The Cost of Your Toys

I was joking around with a colleague the other day. He has an iPhone, iPad, iPod, not one but two e-readers, and several more of the latest electronic gadgets. He was moaning about the challenges of updating files across all of these gizmos, along with his laptop through "the cloud." I tell 'ya, he lost me with this cloud business.

I told him that I was cheap and wouldn't have any gadget like that (other than a laptop, I admit) because I will not pay exorbitant monthly service fees to companies that are rich enough already.

He then said, "but you have a Harley. Your toy is more expensive than mine!" As I got to thinking about that remark, I realized he was right. Later, I received an email from a fellow Harley owner who was lamenting about the high cost of routine service. He was right, too.

Yeah, we pay for our toys, alright. Initial acquisition costs notwithstanding, the ongoing cost to maintain it (service plans, maintenance, etc.) impose demands on the bank accounts.

I really have no defense, and admit it. I do not have to have a Harley. I don't even have to have a motorcycle. I have a four-wheeled vehicle, though driving it for any distance makes me crazy. I ride a motorcycle because it is fun, convenient, often free to park, fun, free, and joyful. Did I say, "fun"? Yeah, a lot of that. Also gives me a very good reason to wear boots and leather regularly. (But honestly, I would do that anyway.)

Back to the topic of motorcycle maintenance... yeah, it's expensive to keep a motorcycle operating safely and properly, especially if one follows the manufacturer's maintenance schedule. Tires, and even an oil change, can cost hundreds.

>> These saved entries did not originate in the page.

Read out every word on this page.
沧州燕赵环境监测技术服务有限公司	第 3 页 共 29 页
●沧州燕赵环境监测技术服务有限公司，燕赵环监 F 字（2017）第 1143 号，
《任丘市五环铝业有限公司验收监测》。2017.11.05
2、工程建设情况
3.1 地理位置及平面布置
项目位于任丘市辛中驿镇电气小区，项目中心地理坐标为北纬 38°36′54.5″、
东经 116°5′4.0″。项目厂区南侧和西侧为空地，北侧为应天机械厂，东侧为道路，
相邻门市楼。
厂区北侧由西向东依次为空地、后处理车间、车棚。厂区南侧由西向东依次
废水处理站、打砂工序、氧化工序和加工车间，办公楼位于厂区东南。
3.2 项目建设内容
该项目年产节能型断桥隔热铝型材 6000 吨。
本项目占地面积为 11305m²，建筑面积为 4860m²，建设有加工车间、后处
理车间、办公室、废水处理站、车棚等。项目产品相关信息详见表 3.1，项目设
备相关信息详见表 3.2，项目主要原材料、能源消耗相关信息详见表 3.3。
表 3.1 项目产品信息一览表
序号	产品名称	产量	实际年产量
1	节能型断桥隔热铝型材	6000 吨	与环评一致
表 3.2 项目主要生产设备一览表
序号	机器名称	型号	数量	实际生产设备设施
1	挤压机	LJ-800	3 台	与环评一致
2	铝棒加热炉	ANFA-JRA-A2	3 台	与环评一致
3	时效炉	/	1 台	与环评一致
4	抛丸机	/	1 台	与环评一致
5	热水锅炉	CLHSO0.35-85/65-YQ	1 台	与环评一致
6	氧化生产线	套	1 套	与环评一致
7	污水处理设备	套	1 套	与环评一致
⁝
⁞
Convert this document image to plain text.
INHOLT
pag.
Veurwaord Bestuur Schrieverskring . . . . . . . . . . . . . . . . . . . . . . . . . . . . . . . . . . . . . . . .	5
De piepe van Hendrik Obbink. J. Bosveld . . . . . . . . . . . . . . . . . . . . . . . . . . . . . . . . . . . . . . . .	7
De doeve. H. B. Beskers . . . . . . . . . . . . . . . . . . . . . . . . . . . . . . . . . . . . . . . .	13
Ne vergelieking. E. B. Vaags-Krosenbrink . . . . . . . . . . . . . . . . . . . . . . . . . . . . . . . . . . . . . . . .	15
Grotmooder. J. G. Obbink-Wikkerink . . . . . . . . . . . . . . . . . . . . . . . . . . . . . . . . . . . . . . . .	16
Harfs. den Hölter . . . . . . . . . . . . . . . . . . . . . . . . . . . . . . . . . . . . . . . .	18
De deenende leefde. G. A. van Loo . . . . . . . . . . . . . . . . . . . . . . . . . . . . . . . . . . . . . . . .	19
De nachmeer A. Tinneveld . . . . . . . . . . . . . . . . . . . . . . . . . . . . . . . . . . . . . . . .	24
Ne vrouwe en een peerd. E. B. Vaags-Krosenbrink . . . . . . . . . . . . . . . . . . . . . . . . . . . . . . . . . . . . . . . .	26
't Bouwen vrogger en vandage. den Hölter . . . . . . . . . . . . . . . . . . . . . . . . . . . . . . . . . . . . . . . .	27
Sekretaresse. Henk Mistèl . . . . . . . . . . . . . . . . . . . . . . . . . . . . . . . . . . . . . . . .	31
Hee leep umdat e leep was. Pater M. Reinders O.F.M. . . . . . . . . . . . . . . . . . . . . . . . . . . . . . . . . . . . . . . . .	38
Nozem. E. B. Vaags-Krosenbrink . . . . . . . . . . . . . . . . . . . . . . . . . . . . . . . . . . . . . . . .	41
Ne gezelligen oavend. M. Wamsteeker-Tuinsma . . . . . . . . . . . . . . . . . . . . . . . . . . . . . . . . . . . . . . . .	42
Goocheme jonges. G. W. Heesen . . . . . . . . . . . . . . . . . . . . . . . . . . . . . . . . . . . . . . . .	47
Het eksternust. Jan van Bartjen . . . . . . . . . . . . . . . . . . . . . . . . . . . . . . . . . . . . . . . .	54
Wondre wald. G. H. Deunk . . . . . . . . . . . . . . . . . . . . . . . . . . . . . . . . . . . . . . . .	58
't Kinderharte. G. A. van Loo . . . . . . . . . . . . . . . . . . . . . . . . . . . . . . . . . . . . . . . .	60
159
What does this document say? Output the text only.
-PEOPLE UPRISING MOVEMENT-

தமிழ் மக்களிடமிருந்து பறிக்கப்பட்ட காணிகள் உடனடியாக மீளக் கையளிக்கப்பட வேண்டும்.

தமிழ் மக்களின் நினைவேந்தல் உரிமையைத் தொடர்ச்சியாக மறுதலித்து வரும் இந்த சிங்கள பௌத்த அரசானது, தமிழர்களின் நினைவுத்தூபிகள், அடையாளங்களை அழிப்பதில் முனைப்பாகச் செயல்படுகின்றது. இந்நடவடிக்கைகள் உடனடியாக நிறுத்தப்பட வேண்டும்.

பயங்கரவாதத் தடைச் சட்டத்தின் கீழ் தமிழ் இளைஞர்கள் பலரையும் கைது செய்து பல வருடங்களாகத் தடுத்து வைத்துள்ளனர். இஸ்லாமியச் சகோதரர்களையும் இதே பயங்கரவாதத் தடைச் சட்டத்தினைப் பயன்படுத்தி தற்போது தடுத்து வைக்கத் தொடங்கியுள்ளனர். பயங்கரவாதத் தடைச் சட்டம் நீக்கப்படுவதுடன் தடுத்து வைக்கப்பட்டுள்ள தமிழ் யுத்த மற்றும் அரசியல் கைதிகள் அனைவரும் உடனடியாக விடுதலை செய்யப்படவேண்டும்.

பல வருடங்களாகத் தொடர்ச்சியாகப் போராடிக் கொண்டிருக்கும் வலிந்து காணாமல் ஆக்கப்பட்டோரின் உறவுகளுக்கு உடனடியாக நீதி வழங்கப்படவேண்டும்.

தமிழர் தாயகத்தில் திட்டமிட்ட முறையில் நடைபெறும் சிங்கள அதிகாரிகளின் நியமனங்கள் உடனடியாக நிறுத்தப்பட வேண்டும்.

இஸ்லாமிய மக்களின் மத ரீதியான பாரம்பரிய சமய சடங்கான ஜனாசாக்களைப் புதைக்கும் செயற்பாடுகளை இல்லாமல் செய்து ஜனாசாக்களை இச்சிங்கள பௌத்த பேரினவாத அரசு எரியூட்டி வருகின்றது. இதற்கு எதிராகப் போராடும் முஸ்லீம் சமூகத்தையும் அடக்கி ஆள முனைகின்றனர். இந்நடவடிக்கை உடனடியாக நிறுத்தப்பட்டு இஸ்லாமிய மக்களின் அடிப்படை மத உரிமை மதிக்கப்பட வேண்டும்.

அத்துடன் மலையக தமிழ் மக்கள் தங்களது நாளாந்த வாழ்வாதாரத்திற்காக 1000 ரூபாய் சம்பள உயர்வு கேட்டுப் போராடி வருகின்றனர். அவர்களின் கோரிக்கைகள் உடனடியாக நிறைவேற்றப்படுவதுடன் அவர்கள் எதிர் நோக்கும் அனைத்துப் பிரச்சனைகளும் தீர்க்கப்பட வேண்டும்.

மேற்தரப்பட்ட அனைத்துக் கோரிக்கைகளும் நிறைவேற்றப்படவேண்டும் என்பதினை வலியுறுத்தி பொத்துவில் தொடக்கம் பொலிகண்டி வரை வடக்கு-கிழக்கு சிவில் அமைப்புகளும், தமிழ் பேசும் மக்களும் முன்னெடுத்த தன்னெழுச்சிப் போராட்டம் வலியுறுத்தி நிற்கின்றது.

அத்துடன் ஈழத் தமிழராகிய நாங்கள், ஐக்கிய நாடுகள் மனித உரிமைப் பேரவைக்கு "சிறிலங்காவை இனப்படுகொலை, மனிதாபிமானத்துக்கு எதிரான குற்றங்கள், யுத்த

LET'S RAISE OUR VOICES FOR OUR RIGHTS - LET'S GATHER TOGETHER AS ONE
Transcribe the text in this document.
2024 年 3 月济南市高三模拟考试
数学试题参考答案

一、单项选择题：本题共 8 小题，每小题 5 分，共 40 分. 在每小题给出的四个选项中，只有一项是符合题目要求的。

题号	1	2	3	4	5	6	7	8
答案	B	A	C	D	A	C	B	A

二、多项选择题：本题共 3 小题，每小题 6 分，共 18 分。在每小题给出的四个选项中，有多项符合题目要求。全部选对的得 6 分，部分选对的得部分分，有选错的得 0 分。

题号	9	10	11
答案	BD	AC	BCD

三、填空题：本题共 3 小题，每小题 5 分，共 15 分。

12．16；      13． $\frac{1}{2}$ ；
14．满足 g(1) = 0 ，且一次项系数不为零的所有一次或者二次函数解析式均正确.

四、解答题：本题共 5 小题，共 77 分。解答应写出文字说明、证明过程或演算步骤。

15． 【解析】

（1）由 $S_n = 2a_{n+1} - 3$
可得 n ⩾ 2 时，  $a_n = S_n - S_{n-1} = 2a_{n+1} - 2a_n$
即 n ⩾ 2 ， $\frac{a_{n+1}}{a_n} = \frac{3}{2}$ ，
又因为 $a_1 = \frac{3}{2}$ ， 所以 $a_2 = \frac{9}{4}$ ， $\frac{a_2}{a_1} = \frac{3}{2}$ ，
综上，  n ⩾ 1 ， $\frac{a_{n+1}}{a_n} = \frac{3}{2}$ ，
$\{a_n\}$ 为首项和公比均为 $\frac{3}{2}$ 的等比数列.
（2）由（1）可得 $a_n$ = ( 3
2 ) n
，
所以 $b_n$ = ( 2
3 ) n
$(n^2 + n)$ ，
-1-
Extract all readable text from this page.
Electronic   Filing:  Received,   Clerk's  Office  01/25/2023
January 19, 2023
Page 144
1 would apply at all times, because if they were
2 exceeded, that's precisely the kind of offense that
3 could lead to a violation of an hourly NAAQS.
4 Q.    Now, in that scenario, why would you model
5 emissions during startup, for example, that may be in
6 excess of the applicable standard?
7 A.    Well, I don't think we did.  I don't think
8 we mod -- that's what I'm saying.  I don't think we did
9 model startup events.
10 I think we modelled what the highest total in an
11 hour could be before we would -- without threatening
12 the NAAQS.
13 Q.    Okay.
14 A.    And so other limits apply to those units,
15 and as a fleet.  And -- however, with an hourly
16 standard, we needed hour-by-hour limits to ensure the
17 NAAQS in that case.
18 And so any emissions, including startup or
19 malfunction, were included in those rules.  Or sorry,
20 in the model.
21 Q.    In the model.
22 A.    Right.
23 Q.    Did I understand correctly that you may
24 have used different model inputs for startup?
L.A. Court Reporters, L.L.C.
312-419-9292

Some guys I know do a lot of motorcycle maintenance themselves, and more power to 'em. I have chosen to have my service done by a professional -- mostly because of space requirements (which I don't have). Further, the newer the bike, the more complicated it is, and sometimes doing something simple like changing the battery requires a huge amount of disassembly of other parts before you can even gain access to the battery compartment. It's an awful hassle.

Plus, when I bring my bike to a seasoned professional to have service done, I am assured that he knows what he's doing because he's done it before, lots of times. For me, I might miss a step or forget to check something because I do not do motorcycle maintenance for a living.

By the way, I choose to use an independent mechanic to do my work. Not only are his charges (a little) less expensive, I feel that since he knows me, he is taking care of me when he does maintenance on my Harley, as opposed to just repairing another bike in the long line of bikes to work on during any given day. And he can take me on a day's notice, instead of a week or more advanced scheduling required by the dealer.

Independent shops with skilled mechanics are hard to find, but when you find one, they want to do good work because they want you to come back and to refer friends. That's how I found out about the shop I use now -- referred by a friend. (I have to admit, I was motivated to go somewhere else when I experienced some problems at my dealership's repair shop when a new mechanic screwed up some rather simple repairs and I had to return three times to have those things fixed.)

In summary -- having toys is expensive if they require ongoing support, service contracts, and/or maintenance. It all boils down to choices -- "need" or "want" and for this class of things, you have to admit, it's all "want." No one "needs" an iPhone (or a cell phone for that matter). No one "needs" a Harley. However, if one budgets appropriately and has the financial resources with disposable income to pay the ongoing costs (or better yet, an employer who provides a stipend to offset monthly charges or directly pays monthly costs), then have your toys. (I wish I could find a way to convince my employer to pay for the maintenance of my Harley, but that ain't gonna happen LOL!)

Life is short: enjoy your toys (provided you can afford them!)